First Republic Bank
will be coming out of the
S&P 500
as a result of its seizure by regulators and that could provide an opening for the addition of
Blackstone
to the index.
First Republic (FRC), whose stock has been halted, was seized by federal regulators and the bulk of its assets were sold to
JPMorgan Chase
(JPM). In a note to clients this morning, S&P DJ Indices said that First Republic “is no longer eligible for inclusion in S&P DJ Indices. It is currently in a trading halt on NYSE. The index removal date will be announced at 5:15 p.m. through the normal channels.”

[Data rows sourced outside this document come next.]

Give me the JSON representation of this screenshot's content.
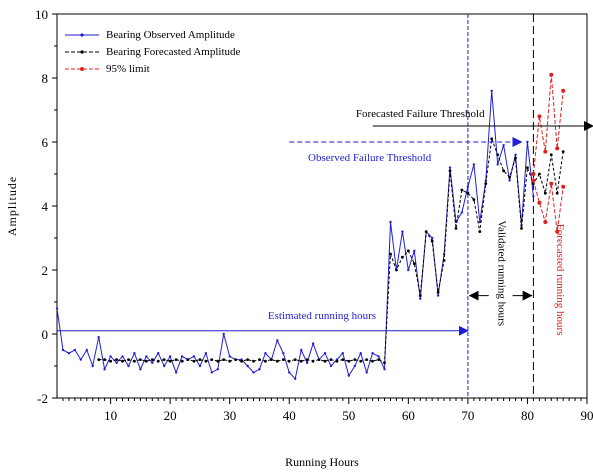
{
  "chart_data": {
    "type": "line",
    "xlabel": "Running Hours",
    "ylabel": "Amplitude",
    "xlim": [
      1,
      90
    ],
    "ylim": [
      -2,
      10
    ],
    "xticks": [
      10,
      20,
      30,
      40,
      50,
      60,
      70,
      80,
      90
    ],
    "yticks": [
      -2,
      0,
      2,
      4,
      6,
      8,
      10
    ],
    "legend": {
      "placement": "top-left"
    },
    "colors": {
      "observed": "#1f1fd6",
      "forecasted": "#000000",
      "limit": "#e02020",
      "annotation_blue": "#1f1fd6",
      "annotation_red": "#e02020"
    },
    "series": [
      {
        "name": "Bearing Observed Amplitude",
        "style": "solid line with small markers",
        "x": [
          1,
          2,
          3,
          4,
          5,
          6,
          7,
          8,
          9,
          10,
          11,
          12,
          13,
          14,
          15,
          16,
          17,
          18,
          19,
          20,
          21,
          22,
          23,
          24,
          25,
          26,
          27,
          28,
          29,
          30,
          31,
          32,
          33,
          34,
          35,
          36,
          37,
          38,
          39,
          40,
          41,
          42,
          43,
          44,
          45,
          46,
          47,
          48,
          49,
          50,
          51,
          52,
          53,
          54,
          55,
          56,
          57,
          58,
          59,
          60,
          61,
          62,
          63,
          64,
          65,
          66,
          67,
          68,
          69,
          70,
          71,
          72,
          73,
          74,
          75,
          76,
          77,
          78,
          79,
          80,
          81
        ],
        "values": [
          0.8,
          -0.5,
          -0.6,
          -0.5,
          -0.8,
          -0.5,
          -1.0,
          -0.1,
          -1.1,
          -0.7,
          -0.9,
          -0.7,
          -1.0,
          -0.6,
          -1.1,
          -0.7,
          -0.9,
          -0.6,
          -1.0,
          -0.7,
          -1.2,
          -0.7,
          -0.8,
          -0.7,
          -1.0,
          -0.6,
          -1.2,
          -1.1,
          0.0,
          -0.7,
          -0.8,
          -0.8,
          -1.0,
          -1.2,
          -1.1,
          -0.6,
          -0.8,
          -0.2,
          -0.6,
          -1.2,
          -1.4,
          -0.5,
          -0.9,
          -0.3,
          -0.8,
          -0.6,
          -1.0,
          -0.8,
          -0.6,
          -1.3,
          -1.0,
          -0.6,
          -1.2,
          -0.6,
          -0.7,
          -1.1,
          3.5,
          2.0,
          3.2,
          2.0,
          2.6,
          1.1,
          3.2,
          3.0,
          1.2,
          2.5,
          5.2,
          3.5,
          3.8,
          4.6,
          5.3,
          3.5,
          4.8,
          7.6,
          5.3,
          5.9,
          4.8,
          5.6,
          3.4,
          6.0,
          4.3
        ]
      },
      {
        "name": "Bearing Forecasted Amplitude",
        "style": "dashed line with small markers",
        "x": [
          1,
          2,
          3,
          4,
          5,
          6,
          7,
          8,
          9,
          10,
          11,
          12,
          13,
          14,
          15,
          16,
          17,
          18,
          19,
          20,
          21,
          22,
          23,
          24,
          25,
          26,
          27,
          28,
          29,
          30,
          31,
          32,
          33,
          34,
          35,
          36,
          37,
          38,
          39,
          40,
          41,
          42,
          43,
          44,
          45,
          46,
          47,
          48,
          49,
          50,
          51,
          52,
          53,
          54,
          55,
          56,
          57,
          58,
          59,
          60,
          61,
          62,
          63,
          64,
          65,
          66,
          67,
          68,
          69,
          70,
          71,
          72,
          73,
          74,
          75,
          76,
          77,
          78,
          79,
          80,
          81,
          82,
          83,
          84,
          85,
          86
        ],
        "values": [
          null,
          null,
          null,
          null,
          null,
          null,
          null,
          -0.8,
          -0.8,
          -0.85,
          -0.8,
          -0.85,
          -0.8,
          -0.85,
          -0.8,
          -0.85,
          -0.8,
          -0.85,
          -0.8,
          -0.85,
          -0.8,
          -0.85,
          -0.8,
          -0.85,
          -0.8,
          -0.85,
          -0.8,
          -0.85,
          -0.8,
          -0.85,
          -0.8,
          -0.85,
          -0.8,
          -0.85,
          -0.8,
          -0.85,
          -0.8,
          -0.85,
          -0.8,
          -0.85,
          -0.8,
          -0.85,
          -0.8,
          -0.85,
          -0.8,
          -0.85,
          -0.8,
          -0.85,
          -0.8,
          -0.85,
          -0.8,
          -0.85,
          -0.8,
          -0.85,
          -0.8,
          -0.9,
          2.5,
          2.0,
          2.4,
          2.6,
          2.2,
          1.2,
          3.2,
          2.9,
          1.3,
          2.3,
          5.1,
          3.3,
          4.5,
          4.4,
          4.2,
          3.2,
          4.7,
          6.1,
          5.6,
          5.1,
          4.9,
          5.5,
          3.3,
          5.2,
          4.7,
          5.0,
          4.4,
          5.6,
          4.4,
          5.7
        ]
      },
      {
        "name": "95% limit",
        "style": "dashed red with dot markers",
        "x": [
          81,
          82,
          83,
          84,
          85,
          86
        ],
        "upper": [
          5.0,
          6.8,
          5.7,
          8.1,
          5.8,
          7.6
        ],
        "lower": [
          4.8,
          4.1,
          3.5,
          4.7,
          3.2,
          4.6
        ]
      }
    ],
    "annotations": [
      {
        "text": "Forecasted Failure Threshold",
        "color": "black",
        "y": 6.5,
        "x_from": 54,
        "x_to": 91
      },
      {
        "text": "Observed Failure Threshold",
        "color": "blue",
        "y": 6.0,
        "x_from": 40,
        "x_to": 79
      },
      {
        "text": "Estimated running hours",
        "color": "blue",
        "y": 0.1,
        "x_from": 1,
        "x_to": 70
      },
      {
        "text": "Validated running hours",
        "color": "black",
        "x": 70.5,
        "x_from": 70,
        "x_to": 81
      },
      {
        "text": "Forecasted running hours",
        "color": "red",
        "x": 85
      }
    ],
    "vlines": [
      {
        "x": 70,
        "color": "blue",
        "dash": "dashed"
      },
      {
        "x": 81,
        "color": "black",
        "dash": "dashed"
      }
    ]
  }
}
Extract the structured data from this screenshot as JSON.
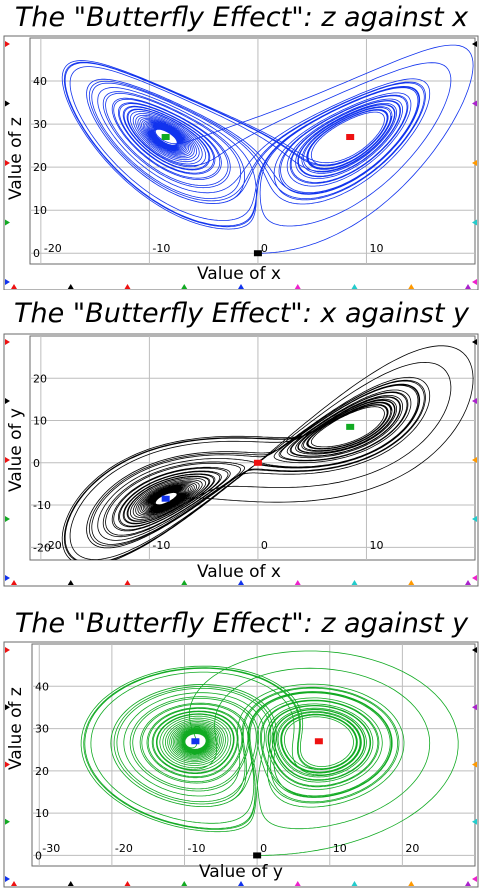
{
  "colors": {
    "frame": "#6a6a6a",
    "grid": "#bdbdbd",
    "red": "#ee1111",
    "green": "#11aa22",
    "blue": "#1133ee",
    "black": "#000000"
  },
  "charts": [
    {
      "title": "The \"Butterfly Effect\": z against x",
      "xlabel": "Value of x",
      "ylabel": "Value of z",
      "xticks": [
        {
          "v": -20,
          "label": "-20"
        },
        {
          "v": -10,
          "label": "-10"
        },
        {
          "v": 0,
          "label": "0"
        },
        {
          "v": 10,
          "label": "10"
        }
      ],
      "yticks": [
        {
          "v": 0,
          "label": "0"
        },
        {
          "v": 10,
          "label": "10"
        },
        {
          "v": 20,
          "label": "20"
        },
        {
          "v": 30,
          "label": "30"
        },
        {
          "v": 40,
          "label": "40"
        }
      ],
      "curve_color": "#1133ee"
    },
    {
      "title": "The \"Butterfly Effect\": x against y",
      "xlabel": "Value of x",
      "ylabel": "Value of y",
      "xticks": [
        {
          "v": -20,
          "label": "-20"
        },
        {
          "v": -10,
          "label": "-10"
        },
        {
          "v": 0,
          "label": "0"
        },
        {
          "v": 10,
          "label": "10"
        }
      ],
      "yticks": [
        {
          "v": -20,
          "label": "-20"
        },
        {
          "v": -10,
          "label": "-10"
        },
        {
          "v": 0,
          "label": "0"
        },
        {
          "v": 10,
          "label": "10"
        },
        {
          "v": 20,
          "label": "20"
        }
      ],
      "curve_color": "#000000"
    },
    {
      "title": "The \"Butterfly Effect\": z against y",
      "xlabel": "Value of y",
      "ylabel": "Value of z",
      "xticks": [
        {
          "v": -30,
          "label": "-30"
        },
        {
          "v": -20,
          "label": "-20"
        },
        {
          "v": -10,
          "label": "-10"
        },
        {
          "v": 0,
          "label": "0"
        },
        {
          "v": 10,
          "label": "10"
        },
        {
          "v": 20,
          "label": "20"
        }
      ],
      "yticks": [
        {
          "v": 0,
          "label": "0"
        },
        {
          "v": 10,
          "label": "10"
        },
        {
          "v": 20,
          "label": "20"
        },
        {
          "v": 30,
          "label": "30"
        },
        {
          "v": 40,
          "label": "40"
        }
      ],
      "curve_color": "#11aa22"
    }
  ],
  "chart_data": [
    {
      "type": "line",
      "title": "The \"Butterfly Effect\": z against x",
      "xlabel": "Value of x",
      "ylabel": "Value of z",
      "xlim": [
        -21,
        20
      ],
      "ylim": [
        -2.5,
        50
      ],
      "grid": true,
      "system": "Lorenz attractor (sigma=10, rho=28, beta=8/3)",
      "markers": [
        {
          "color": "green",
          "x": -8.5,
          "y": 27
        },
        {
          "color": "red",
          "x": 8.5,
          "y": 27
        },
        {
          "color": "black",
          "x": 0,
          "y": 0
        }
      ]
    },
    {
      "type": "line",
      "title": "The \"Butterfly Effect\": x against y",
      "xlabel": "Value of x",
      "ylabel": "Value of y",
      "xlim": [
        -21,
        20
      ],
      "ylim": [
        -23,
        30
      ],
      "grid": true,
      "system": "Lorenz attractor (sigma=10, rho=28, beta=8/3)",
      "markers": [
        {
          "color": "blue",
          "x": -8.5,
          "y": -8.5
        },
        {
          "color": "red",
          "x": 0,
          "y": 0
        },
        {
          "color": "green",
          "x": 8.5,
          "y": 8.5
        }
      ]
    },
    {
      "type": "line",
      "title": "The \"Butterfly Effect\": z against y",
      "xlabel": "Value of y",
      "ylabel": "Value of z",
      "xlim": [
        -31,
        30
      ],
      "ylim": [
        -2.5,
        50
      ],
      "grid": true,
      "system": "Lorenz attractor (sigma=10, rho=28, beta=8/3)",
      "markers": [
        {
          "color": "blue",
          "x": -8.5,
          "y": 27
        },
        {
          "color": "red",
          "x": 8.5,
          "y": 27
        },
        {
          "color": "black",
          "x": 0,
          "y": 0
        }
      ]
    }
  ]
}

The new S&P 500 member could be Blackstone, which, with a market value of $110 billion, is the largest company that isn’t now in the S&P 500. That’s probably due to its ownership structure, which effectively gives control to CEO Steve Schwarzman. Recently, though, S&P Dow Jones Indices recently relaxed its criteria for inclusion in the S&P 500 index and will allow companies with dual-class stocks. While Blackstone doesn’t have two classes of stock, the new rules appear to have created the opening it needs to potentially join the index when the First Republic comes out or at a later date. Both First Republic and Blackstone are financial companies, which would allow S&P DJ Indices to more easily make the swap.
Blackstone shares are jumping Monday, and possible S&P 500 inclusion may be why. The stock is up 1.3% at $90.46 in early trading Monday. The stock has gotten a lift since S&P DJ Indices announced the rule change on April 17 on expectations that it will be added to the S&P 500.